Hi @jlope2 and @dmanubens
One month ago I started to run an experiment a0dc
over 1974-2015 with monthly chunks (i.e., a total of 504 chunks to be run). The experiment comprises 25 ensemble members. Initially, I inadvertently asked to run 120 chunks. This experiment has successfully finished. Now I would like to run the remaining 384 chunks. To this end, I simply re-created the experiment by changing NUMCHUNKS to 504, re-covered the experiment, put the restarts of chunk 119 at the right place, etc.
The problem I have now is related to autosubmit itself:
- I have been able to create the experiment
- But I can't do an
autosubmit monitor
, this just takes too long. I get this message:
Getting job list...
Plotting...
^[[31m[CRITICAL] Unhandled exception on Autosubmit: maximum recursion depth exceeded while calling a Python object
Traceback (most recent call last):
File "/shared/earth/software/autosubmit/3.6.0-foss-2015a-Python-2.7.9/lib/python2.7/site-packages/autosubmit-3.6.0-py2.7.egg/autosubmit/autosubmit.py", line 294, in parse_args
args.filter_type, args.hide)
File "/shared/earth/software/autosubmit/3.6.0-foss-2015a-Python-2.7.9/lib/python2.7/site-packages/autosubmit-3.6.0-py2.7.egg/autosubmit/autosubmit.py", line 802, in monitor
monitor_exp.generate_output(expid, jobs, file_format, not hide)
File "/shared/earth/software/autosubmit/3.6.0-foss-2015a-Python-2.7.9/lib/python2.7/site-packages/autosubmit-3.6.0-py2.7.egg/autosubmit/monitor/monitor.py", line 169, in generate_output
graph = self.create_tree_list(expid, joblist)

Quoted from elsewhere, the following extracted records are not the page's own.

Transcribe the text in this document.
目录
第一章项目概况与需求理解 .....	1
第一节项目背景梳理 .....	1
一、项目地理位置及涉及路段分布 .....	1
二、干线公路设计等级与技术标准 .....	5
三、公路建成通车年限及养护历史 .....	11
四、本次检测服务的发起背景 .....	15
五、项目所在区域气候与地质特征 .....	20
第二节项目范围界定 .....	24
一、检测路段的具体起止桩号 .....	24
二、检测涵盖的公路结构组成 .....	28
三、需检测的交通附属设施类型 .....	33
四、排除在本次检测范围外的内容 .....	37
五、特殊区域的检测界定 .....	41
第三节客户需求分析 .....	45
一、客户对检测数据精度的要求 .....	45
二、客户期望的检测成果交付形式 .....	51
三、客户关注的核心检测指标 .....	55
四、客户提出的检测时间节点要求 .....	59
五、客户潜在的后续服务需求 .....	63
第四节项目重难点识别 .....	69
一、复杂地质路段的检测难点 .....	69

File "/shared/earth/software/autosubmit/3.6.0-foss-2015a-Python-2.7.9/lib/python2.7/site-packages/autosubmit-3.6.0-py2.7.egg/autosubmit/monitor/monitor.py", line 125, in create_tree_list
self._add_children(job, exp, node_job)
File "/shared/earth/software/autosubmit/3.6.0-foss-2015a-Python-2.7.9/lib/python2.7/site-packages/autosubmit-3.6.0-py2.7.egg/autosubmit/monitor/monitor.py", line 148, in _add_children
self._add_children(child, exp, node_child)
File "/shared/earth/software/autosubmit/3.6.0-foss-2015a-Python-2.7.9/lib/python2.7/site-packages/autosubmit-3.6.0-py2.7.egg/autosubmit/monitor/monitor.py", line 148, in _add_children
self._add_children(child, exp, node_child)

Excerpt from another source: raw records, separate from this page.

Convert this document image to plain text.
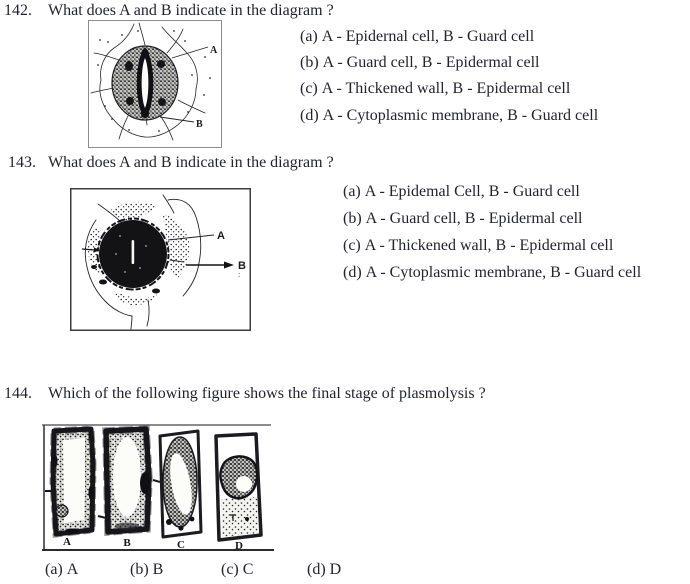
142. What does A and B indicate in the diagram ?
A
B
(a) A - Epidernal cell, B - Guard cell
(b) A - Guard cell, B - Epidermal cell
(c) A - Thickened wall, B - Epidermal cell
(d) A - Cytoplasmic membrane, B - Guard cell
143. What does A and B indicate in the diagram ?
A
B
:
(a) A - Epidemal Cell, B - Guard cell
(b) A - Guard cell, B - Epidermal cell
(c) A - Thickened wall, B - Epidermal cell
(d) A - Cytoplasmic membrane, B - Guard cell
144. Which of the following figure shows the final stage of plasmolysis ?
A	B	C	D
(a) A	(b) B	(c) C	(d) D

File "/shared/earth/software/autosubmit/3.6.0-foss-2015a-Python-2.7.9/lib/python2.7/site-packages/autosubmit-3.6.0-py2.7.egg/autosubmit/monitor/monitor.py", line 148, in _add_children
self._add_children(child, exp, node_child)
File "/shared/earth/software/autosubmit/3.6.0-foss-2015a-Python-2.7.9/lib/python2.7/site-packages/autosubmit-3.6.0-py2.7.egg/autosubmit/monitor/monitor.py", line 148, in _add_children
self._add_children(child, exp, node_child)

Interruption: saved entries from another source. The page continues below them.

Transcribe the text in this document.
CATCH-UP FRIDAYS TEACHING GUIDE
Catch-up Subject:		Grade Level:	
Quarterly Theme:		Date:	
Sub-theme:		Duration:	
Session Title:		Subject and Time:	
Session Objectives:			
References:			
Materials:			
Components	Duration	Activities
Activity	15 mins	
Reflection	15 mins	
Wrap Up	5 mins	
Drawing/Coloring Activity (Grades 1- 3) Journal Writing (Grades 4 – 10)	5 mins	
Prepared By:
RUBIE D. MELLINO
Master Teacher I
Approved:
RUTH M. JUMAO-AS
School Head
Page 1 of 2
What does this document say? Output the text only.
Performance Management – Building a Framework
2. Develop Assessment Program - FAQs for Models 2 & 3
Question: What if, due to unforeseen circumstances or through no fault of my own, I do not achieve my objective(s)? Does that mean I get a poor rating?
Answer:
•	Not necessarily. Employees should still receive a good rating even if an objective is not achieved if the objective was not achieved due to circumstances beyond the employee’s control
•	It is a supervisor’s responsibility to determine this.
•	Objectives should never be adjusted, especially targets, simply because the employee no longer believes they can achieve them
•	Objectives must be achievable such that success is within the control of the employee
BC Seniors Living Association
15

File "/shared/earth/software/autosubmit/3.6.0-foss-2015a-Python-2.7.9/lib/python2.7/site-packages/autosubmit-3.6.0-py2.7.egg/autosubmit/monitor/monitor.py", line 148, in _add_children
self._add_children(child, exp, node_child)
File "/shared/earth/software/autosubmit/3.6.0-foss-2015a-Python-2.7.9/lib/python2.7/site-packages/autosubmit-3.6.0-py2.7.egg/autosubmit/monitor/monitor.py", line 148, in _add_children
self._add_children(child, exp, node_child)
RuntimeError: maximum recursion depth exceeded while calling a Python object
I have tried to filter the results by only showing the READY
jobs, that works, but this command can only be executed through a SBATCH (otherwise, the command is killed because it takes too long).
- I can't run autosubmit. When doing
autosubmit run a0dc
I get this output, then the process stops and nothing happens:
fmassonn@bscesautosubmit01: ~/logs/autosubmit >> tail -f log_a0dc_2016.12.15_19h42m13s_bscesautosubmit01
Preparing .lock file to avoid multiple instances with same expid.
Checking configuration files...
autosubmit_a0dc.conf OK
platforms_a0dc.conf OK
jobs_a0dc.conf OK
expdef_a0dc.conf OK
Configuration files OK
Starting job submission...
So I'm in the very uncomfortable situation of not being able to run my experiment... Could you help?
Thanks,
François